Il y a un gamin, Fuji, qui s’est tiré dans le pied en menaçant un type d’un autre gang. Les flics ont perquisitionné chez lui et ils ont trouvé un SA-80, le même fusil d’assaut que les soldats britanniques en Afghanistan, sous son lit, à côté d’un tas de jeux Xbox. Ça tire 110 cartouches à la minute.

Cette histoire de gangs, c’est juste des maisons qui se font arroser et des gamins qui se tirent dans les pieds ?

Pas du tout. Il va y avoir un grand procès, pour ce gosse de 11 ans qui, d’après la presse, s’est fait descendre par un gamin de 14 ans alors qu’il revenait d’un entraînement de foot. J’ai aussi rencontré Donna Smith. Son fils, Liam « Smigger » Smith, faisait partie du gang des Noggadogz. Il s’est fait exploser la tête à coups de fusil à pompe près des portes d’une prison après avoir insulté un gamin d’un gang rival qui rendait visite à l’un de ses potes. Sa mère m’a dit qu’elle n’avait jamais vu autant de sang et que « ça coulait comme d’un robinet ». Elle est morte peu de temps après. Mort naturelle.

Pour récapituler, on a les Moss Edz, les Dovey Edz, et maintenant les Noggadogz. Ils vivent dans quelle sorte d’environnement ?

Les Noggadogz vivent dans la cité qu’on appelle Boot Estate. À une époque, c’était la plus grande cité d’Europe. Ça ressemble à un mix entre un village bosniaque en guerre et le décor de New York 1997. L’environnement parfait pour les gangs. Il y a plein de planques pour cacher armes et drogue. Ils ont besoin d’armes parce qu’en ce moment, ils sont en guerre avec leurs principaux rivaux, le Croxteth Crew. Apparemment, le petit Rhys Jones est mort à cause de ça.

Et le mec plus vieux qui pose devant la BMW, c’est qui [voir ci-contre] ?

C’est Stephen French. À Liverpool, on le surnomme « Le Diable ». Il kidnappait et torturait des jeunes dealers dans le quartier de Norris Green à Liverpool. Après, il leur prenait le fric qu’ils gagnaient en faisant leur business. Il se justifiait en disant qu’il devait nourrir sa famille et payer les factures de ses potes.

Ha ha ha.

Ses alliés le comparent à une sorte de Robin des Bois version côté obscur. Les dealers avaient les foies, parce que personne ne savait qui était le mystérieux kidnappeur. J’ai écrit sa bio, et quand Stuart et moi on a fait le reportage, je suis tombé sur lui et je lui ai demandé ce qu’il pensait de tout ça.

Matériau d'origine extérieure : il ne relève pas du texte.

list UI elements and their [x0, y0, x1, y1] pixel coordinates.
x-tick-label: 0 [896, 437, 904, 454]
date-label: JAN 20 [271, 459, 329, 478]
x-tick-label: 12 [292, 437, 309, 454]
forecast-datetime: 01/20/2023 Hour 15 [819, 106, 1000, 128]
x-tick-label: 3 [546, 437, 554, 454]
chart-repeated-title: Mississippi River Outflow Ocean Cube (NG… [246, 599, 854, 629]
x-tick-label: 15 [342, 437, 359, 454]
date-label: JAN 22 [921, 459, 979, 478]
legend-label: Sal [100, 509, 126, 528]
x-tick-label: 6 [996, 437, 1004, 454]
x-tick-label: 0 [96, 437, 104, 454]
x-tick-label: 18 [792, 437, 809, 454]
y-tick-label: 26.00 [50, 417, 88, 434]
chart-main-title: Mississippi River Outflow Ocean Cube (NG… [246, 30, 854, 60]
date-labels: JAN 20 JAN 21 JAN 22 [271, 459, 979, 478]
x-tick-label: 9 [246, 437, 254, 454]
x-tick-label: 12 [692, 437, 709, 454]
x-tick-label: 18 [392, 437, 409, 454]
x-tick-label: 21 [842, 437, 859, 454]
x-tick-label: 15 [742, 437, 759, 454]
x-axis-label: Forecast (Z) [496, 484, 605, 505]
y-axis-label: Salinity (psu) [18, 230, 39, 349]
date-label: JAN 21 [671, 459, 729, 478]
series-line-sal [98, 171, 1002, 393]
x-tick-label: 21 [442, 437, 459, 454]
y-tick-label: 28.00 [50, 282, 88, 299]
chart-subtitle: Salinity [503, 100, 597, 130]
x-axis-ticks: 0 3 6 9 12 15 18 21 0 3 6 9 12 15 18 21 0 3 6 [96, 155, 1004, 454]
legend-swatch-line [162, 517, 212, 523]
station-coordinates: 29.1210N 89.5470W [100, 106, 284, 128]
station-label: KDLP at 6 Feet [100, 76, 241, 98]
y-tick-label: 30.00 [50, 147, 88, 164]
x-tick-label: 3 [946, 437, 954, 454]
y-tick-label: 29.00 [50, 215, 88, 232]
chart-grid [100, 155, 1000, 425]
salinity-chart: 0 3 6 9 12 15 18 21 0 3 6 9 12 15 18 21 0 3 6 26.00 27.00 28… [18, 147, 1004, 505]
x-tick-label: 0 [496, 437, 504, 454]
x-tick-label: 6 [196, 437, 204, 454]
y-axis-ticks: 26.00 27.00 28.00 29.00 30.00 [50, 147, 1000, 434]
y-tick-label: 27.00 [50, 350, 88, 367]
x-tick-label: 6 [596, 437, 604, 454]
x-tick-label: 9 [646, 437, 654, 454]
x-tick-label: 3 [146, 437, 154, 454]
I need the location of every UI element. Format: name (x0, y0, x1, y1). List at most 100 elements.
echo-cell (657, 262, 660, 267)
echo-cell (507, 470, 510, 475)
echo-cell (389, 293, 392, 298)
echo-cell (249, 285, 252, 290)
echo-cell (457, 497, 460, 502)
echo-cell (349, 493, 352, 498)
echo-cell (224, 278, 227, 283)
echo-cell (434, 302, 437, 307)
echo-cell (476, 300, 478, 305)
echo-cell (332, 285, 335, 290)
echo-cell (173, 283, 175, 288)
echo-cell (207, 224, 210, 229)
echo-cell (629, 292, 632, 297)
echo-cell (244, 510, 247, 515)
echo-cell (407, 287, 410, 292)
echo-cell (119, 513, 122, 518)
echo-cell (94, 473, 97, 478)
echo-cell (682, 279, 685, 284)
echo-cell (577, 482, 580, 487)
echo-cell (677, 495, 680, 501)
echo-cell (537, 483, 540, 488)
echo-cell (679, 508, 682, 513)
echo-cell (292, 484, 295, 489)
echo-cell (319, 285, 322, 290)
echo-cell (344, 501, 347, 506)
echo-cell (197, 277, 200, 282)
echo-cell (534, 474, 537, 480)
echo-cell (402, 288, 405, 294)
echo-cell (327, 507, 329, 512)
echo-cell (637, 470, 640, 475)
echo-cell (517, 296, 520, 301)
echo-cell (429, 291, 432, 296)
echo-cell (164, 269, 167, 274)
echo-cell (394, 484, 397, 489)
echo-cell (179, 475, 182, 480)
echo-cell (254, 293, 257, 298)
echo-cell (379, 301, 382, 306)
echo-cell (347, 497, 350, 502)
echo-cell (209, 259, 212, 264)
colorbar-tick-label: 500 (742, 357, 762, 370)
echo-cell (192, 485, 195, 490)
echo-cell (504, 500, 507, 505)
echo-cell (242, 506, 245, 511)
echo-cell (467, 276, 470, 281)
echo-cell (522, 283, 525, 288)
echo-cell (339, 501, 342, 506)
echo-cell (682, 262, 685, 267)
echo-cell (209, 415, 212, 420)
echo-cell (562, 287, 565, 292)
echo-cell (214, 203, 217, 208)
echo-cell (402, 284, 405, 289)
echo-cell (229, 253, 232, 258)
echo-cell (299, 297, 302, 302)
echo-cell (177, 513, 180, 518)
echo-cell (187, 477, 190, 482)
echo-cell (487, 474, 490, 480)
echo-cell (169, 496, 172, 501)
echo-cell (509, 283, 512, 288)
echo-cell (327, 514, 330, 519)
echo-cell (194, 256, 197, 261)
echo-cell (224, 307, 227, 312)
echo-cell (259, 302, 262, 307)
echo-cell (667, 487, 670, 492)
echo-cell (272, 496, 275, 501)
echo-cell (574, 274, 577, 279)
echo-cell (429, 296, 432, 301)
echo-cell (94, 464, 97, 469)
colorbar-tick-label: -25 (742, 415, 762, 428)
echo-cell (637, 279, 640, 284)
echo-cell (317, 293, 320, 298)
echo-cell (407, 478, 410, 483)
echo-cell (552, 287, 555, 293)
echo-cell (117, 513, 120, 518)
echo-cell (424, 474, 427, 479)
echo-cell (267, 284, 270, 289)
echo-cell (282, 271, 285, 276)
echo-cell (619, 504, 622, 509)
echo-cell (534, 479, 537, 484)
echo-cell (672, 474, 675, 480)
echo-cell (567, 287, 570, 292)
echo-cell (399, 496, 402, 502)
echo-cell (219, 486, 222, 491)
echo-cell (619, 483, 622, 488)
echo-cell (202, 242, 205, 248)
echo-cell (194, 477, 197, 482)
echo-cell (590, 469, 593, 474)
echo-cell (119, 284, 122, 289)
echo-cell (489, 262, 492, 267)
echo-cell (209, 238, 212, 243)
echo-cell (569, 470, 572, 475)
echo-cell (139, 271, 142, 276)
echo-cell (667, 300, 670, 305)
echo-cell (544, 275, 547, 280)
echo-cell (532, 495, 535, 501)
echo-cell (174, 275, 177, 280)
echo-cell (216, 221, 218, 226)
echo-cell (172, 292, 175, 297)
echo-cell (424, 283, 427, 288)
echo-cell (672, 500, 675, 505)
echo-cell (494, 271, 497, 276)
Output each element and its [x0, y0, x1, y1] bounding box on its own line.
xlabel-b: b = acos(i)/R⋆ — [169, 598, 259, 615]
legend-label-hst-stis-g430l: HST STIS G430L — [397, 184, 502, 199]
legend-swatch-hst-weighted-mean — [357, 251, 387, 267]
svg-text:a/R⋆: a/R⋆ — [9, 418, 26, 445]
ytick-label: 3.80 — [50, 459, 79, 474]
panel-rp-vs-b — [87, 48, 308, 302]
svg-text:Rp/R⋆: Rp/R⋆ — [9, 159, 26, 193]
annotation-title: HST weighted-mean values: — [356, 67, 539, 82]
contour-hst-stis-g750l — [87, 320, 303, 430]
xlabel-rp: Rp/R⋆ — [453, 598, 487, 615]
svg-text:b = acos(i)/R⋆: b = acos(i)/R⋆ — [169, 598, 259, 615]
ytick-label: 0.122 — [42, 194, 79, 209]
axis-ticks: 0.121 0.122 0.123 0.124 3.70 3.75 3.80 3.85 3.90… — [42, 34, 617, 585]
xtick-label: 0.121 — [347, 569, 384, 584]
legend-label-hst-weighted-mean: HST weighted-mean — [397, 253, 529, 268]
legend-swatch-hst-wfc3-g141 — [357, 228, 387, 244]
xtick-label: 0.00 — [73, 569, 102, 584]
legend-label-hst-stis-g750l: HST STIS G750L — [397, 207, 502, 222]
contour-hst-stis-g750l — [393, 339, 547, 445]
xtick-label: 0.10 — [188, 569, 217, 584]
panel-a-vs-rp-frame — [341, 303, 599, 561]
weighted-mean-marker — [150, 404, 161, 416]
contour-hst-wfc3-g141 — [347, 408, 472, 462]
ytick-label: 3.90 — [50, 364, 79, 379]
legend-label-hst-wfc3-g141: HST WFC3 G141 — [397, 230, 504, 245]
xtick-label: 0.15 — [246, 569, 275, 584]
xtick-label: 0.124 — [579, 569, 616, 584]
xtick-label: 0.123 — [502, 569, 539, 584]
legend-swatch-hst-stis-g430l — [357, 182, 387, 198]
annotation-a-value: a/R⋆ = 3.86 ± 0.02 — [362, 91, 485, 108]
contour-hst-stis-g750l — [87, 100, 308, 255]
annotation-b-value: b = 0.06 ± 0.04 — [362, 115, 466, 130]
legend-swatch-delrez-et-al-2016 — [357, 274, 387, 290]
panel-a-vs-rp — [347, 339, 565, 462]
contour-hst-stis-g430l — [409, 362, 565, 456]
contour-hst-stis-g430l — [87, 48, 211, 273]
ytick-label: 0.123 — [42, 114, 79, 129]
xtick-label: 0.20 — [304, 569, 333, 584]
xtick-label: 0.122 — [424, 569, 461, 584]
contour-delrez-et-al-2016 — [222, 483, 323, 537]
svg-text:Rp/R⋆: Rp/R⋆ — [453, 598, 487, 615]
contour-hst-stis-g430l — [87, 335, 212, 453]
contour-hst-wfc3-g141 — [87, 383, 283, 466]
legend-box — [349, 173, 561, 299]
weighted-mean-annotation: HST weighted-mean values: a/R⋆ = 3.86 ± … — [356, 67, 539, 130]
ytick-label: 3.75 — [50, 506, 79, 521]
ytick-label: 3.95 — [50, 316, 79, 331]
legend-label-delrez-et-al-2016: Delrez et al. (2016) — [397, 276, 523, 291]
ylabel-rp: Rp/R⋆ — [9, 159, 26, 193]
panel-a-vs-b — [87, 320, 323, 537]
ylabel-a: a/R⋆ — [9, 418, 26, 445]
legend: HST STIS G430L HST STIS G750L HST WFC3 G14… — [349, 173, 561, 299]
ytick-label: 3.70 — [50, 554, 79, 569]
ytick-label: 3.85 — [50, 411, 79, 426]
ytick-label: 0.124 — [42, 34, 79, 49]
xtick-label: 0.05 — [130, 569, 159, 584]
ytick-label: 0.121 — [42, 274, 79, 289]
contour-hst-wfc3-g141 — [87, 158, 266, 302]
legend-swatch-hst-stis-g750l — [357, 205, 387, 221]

Et qu’est-ce qu’il a dit ?

Il se sent un peu coupable. Il pense que si les gamins ont de plus en plus de flingues, c’est parce qu’il a créé ce climat de peur chez les jeunes dealers quand il a commencé son boulot, il y a dix ou quinze ans. Avant cela, les dealers devaient juste faire gaffe à pas se faire poignarder par un type d’un gang rival ou à pas se faire condamner. Quand ils se sont rendu compte qu’un mec qu’on surnommait « le Diable » les menaçait directement, les kidnappait, les torturait et leur volait leur fric, ils se sont tous mis à acheter des armes à feu.